Off-screen events add to the unforgettable quality of Marian's performance. The story is that Marian did not want to take this role, and was so distraught when Goebbels forced him into it that he got drunk and destroyed his own apartment with an ax. Marian died in a car accident, and the rumor is that he killed himself, because of this role and its horrible history.

All the principles involved in "Jud Suss" made some excuse or another to try to get out of it. Goebbels tightened the screws and forced them into it. They later claimed that they did everything they could to make Suss as sympathetic as possible under the circumstances.

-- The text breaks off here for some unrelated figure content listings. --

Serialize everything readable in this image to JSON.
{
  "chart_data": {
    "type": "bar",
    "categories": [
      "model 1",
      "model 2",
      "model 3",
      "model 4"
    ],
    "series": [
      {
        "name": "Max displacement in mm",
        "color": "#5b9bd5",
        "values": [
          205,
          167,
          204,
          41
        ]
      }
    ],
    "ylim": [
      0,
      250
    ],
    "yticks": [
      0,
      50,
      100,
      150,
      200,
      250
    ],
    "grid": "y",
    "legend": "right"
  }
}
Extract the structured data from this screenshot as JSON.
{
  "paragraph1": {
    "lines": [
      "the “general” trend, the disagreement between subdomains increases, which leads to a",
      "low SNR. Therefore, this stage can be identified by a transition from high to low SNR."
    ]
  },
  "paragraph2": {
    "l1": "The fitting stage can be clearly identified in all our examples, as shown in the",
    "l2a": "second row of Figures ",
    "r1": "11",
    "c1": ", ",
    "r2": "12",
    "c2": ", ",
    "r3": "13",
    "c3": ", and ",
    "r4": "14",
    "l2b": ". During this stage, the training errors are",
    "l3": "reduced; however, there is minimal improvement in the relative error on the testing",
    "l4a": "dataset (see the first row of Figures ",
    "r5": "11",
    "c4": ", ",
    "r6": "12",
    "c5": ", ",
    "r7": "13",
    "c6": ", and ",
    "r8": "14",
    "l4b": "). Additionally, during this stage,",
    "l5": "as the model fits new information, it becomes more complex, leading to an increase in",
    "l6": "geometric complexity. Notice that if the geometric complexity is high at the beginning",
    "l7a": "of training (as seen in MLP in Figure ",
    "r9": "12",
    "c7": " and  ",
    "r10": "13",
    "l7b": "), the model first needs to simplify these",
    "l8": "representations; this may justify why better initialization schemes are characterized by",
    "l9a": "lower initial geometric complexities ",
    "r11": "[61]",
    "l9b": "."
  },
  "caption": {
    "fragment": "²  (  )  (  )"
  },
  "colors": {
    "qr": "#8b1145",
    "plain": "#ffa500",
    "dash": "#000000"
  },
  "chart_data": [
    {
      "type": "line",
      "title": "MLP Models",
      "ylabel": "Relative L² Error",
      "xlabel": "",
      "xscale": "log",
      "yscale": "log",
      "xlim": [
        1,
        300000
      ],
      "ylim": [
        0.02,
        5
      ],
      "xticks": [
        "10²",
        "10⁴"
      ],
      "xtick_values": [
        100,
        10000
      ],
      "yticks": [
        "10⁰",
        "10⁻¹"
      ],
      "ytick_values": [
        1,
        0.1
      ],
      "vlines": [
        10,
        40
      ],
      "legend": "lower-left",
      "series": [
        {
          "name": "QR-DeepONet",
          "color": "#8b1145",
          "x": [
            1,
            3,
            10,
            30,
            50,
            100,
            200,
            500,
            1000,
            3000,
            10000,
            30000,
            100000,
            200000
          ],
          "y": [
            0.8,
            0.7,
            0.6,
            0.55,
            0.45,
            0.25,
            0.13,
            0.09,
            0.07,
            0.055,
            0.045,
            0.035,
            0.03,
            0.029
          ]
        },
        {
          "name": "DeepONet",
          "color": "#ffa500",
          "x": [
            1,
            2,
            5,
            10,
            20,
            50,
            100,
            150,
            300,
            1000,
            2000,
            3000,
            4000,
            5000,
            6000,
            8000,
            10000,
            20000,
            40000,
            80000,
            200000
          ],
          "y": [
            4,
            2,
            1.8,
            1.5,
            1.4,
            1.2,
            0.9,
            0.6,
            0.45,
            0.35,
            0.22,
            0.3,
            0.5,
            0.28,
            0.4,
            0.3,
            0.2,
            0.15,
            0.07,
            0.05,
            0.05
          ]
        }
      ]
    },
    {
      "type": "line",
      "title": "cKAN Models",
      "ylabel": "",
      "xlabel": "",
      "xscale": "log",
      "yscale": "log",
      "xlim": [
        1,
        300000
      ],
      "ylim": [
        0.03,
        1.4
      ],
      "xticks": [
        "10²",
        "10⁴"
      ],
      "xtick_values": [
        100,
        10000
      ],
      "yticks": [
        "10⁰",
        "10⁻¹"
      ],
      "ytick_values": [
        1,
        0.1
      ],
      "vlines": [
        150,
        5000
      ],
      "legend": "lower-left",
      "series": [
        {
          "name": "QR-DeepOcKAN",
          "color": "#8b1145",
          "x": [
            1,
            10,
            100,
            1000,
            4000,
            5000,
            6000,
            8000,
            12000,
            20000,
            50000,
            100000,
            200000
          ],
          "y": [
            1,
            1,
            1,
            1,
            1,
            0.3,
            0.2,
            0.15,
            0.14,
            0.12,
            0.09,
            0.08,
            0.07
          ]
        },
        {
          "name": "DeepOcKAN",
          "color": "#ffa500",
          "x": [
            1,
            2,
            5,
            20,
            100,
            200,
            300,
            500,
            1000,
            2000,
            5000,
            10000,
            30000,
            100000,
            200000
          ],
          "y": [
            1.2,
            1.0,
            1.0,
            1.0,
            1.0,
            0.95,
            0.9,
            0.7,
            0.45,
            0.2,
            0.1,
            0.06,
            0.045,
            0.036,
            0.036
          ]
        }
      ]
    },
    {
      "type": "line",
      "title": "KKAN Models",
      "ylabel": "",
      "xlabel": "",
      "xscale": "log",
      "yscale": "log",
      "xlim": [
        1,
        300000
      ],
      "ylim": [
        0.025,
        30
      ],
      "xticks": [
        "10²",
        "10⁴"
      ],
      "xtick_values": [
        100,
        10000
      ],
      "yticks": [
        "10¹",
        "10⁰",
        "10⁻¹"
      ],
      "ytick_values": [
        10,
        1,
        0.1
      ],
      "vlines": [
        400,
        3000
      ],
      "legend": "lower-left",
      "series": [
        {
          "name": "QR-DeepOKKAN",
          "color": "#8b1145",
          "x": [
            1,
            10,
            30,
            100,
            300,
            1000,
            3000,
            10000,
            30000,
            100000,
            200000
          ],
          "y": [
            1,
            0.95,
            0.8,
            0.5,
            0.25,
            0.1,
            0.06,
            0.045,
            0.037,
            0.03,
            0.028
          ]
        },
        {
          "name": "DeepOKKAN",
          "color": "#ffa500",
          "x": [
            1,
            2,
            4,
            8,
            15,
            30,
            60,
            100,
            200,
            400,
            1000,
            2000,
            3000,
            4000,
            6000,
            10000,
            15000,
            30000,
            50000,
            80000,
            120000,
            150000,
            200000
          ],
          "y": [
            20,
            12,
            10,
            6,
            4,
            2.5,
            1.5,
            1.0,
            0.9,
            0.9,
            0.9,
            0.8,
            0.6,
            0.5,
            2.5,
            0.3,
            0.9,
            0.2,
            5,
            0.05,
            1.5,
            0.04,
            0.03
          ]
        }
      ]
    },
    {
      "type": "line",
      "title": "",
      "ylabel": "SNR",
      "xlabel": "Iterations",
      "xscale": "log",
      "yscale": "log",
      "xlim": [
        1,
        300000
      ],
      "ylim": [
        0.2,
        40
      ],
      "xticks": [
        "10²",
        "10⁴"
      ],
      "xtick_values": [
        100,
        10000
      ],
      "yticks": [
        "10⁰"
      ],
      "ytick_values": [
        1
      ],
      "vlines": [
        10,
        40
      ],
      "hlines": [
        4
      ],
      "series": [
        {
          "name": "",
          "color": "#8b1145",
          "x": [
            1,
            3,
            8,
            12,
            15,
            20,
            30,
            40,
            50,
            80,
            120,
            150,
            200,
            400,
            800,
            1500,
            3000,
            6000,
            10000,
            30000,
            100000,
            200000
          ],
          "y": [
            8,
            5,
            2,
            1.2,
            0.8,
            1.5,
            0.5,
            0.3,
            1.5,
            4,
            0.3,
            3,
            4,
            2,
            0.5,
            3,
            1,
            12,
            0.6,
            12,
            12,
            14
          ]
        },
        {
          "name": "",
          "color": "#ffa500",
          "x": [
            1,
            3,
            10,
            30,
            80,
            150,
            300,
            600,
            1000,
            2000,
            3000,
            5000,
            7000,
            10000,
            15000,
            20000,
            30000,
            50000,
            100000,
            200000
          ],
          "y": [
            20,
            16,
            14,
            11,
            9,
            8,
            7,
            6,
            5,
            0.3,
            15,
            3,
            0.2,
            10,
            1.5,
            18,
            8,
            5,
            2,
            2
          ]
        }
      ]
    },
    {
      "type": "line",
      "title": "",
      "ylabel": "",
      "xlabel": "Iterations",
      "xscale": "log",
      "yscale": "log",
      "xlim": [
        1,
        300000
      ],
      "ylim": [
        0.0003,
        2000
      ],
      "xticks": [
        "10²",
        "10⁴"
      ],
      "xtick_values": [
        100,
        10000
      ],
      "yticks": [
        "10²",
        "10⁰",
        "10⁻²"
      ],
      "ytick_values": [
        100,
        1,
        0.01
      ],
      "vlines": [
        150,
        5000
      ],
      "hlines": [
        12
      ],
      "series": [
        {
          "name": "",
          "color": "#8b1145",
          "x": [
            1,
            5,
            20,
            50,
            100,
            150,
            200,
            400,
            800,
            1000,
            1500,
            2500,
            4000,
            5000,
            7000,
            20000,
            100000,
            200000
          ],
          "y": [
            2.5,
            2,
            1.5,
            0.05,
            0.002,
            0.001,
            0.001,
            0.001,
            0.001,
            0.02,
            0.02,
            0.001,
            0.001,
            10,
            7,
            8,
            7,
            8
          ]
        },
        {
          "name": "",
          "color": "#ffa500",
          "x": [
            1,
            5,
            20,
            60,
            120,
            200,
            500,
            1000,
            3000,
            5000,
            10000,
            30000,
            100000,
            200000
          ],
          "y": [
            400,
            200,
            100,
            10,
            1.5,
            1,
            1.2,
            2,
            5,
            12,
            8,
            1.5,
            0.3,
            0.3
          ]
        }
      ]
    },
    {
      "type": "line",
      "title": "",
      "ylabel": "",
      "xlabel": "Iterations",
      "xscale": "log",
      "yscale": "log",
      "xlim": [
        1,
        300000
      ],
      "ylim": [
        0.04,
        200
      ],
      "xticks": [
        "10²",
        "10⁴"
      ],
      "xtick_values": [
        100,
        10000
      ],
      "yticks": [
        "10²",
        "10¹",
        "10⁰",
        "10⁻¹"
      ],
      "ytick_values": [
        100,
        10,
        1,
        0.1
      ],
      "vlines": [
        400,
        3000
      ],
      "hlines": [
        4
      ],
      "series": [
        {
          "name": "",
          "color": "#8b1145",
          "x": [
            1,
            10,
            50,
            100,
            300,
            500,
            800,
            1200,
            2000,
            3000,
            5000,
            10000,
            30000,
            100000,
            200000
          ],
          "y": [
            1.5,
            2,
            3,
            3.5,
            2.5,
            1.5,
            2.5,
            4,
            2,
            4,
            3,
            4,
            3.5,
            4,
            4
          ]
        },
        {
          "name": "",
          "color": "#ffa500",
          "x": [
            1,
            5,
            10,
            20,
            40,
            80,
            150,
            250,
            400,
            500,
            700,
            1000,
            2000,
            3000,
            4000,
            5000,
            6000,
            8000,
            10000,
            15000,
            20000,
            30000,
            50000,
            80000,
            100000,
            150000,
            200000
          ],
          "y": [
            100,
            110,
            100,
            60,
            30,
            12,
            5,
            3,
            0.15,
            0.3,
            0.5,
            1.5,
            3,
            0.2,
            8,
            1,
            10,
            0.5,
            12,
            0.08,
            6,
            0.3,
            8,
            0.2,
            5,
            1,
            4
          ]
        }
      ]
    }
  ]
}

I read Ferdinand Marian's "Jud Suss" as an unforgettably sympathetic character. Even as I was watching the film, even as I was seeing it on a split screen, with the Nazi version on one side and my own interpretation on another, I also saw the tumultuous surrounding events. I saw the real Joseph Suss Oppenheimer, an historical figure who was tortured and executed in eighteenth-century Stuttgart. His killers kept his body on display for six years. I saw Ferdinand Marian, the actor, forced to act in a film he wanted no part of. I saw Jud Suss, the character in the movie, a lone Jew surrounded by bigoted, narrow, primitive proto-Nazis who made his, and their own lives, a misery, because they insisted that only Jews could be so perverse as to bring culture, modernity, and eroticism to a decent, clean, lifeless German city. My sympathy overflowed for Suss the character, Marian the actor, and the historical Suss-Oppenheimer. A Nazi propaganda film achieved the feat of rendering the German characters in the film universally repulsive, and the one Jewish character irresistibly sympathetic. That being the case, it's all the more tragic that Marian ended his own life over this role.

Scholars emphasize the charisma and appeal of Marian's depiction. In fact, the director, Veit Harlan, reported that Marian received "baskets of love letters." It is more than a bit weird that one of the sexiest overtly Jewish characters in the history of cinema is a character in a Nazi propaganda film.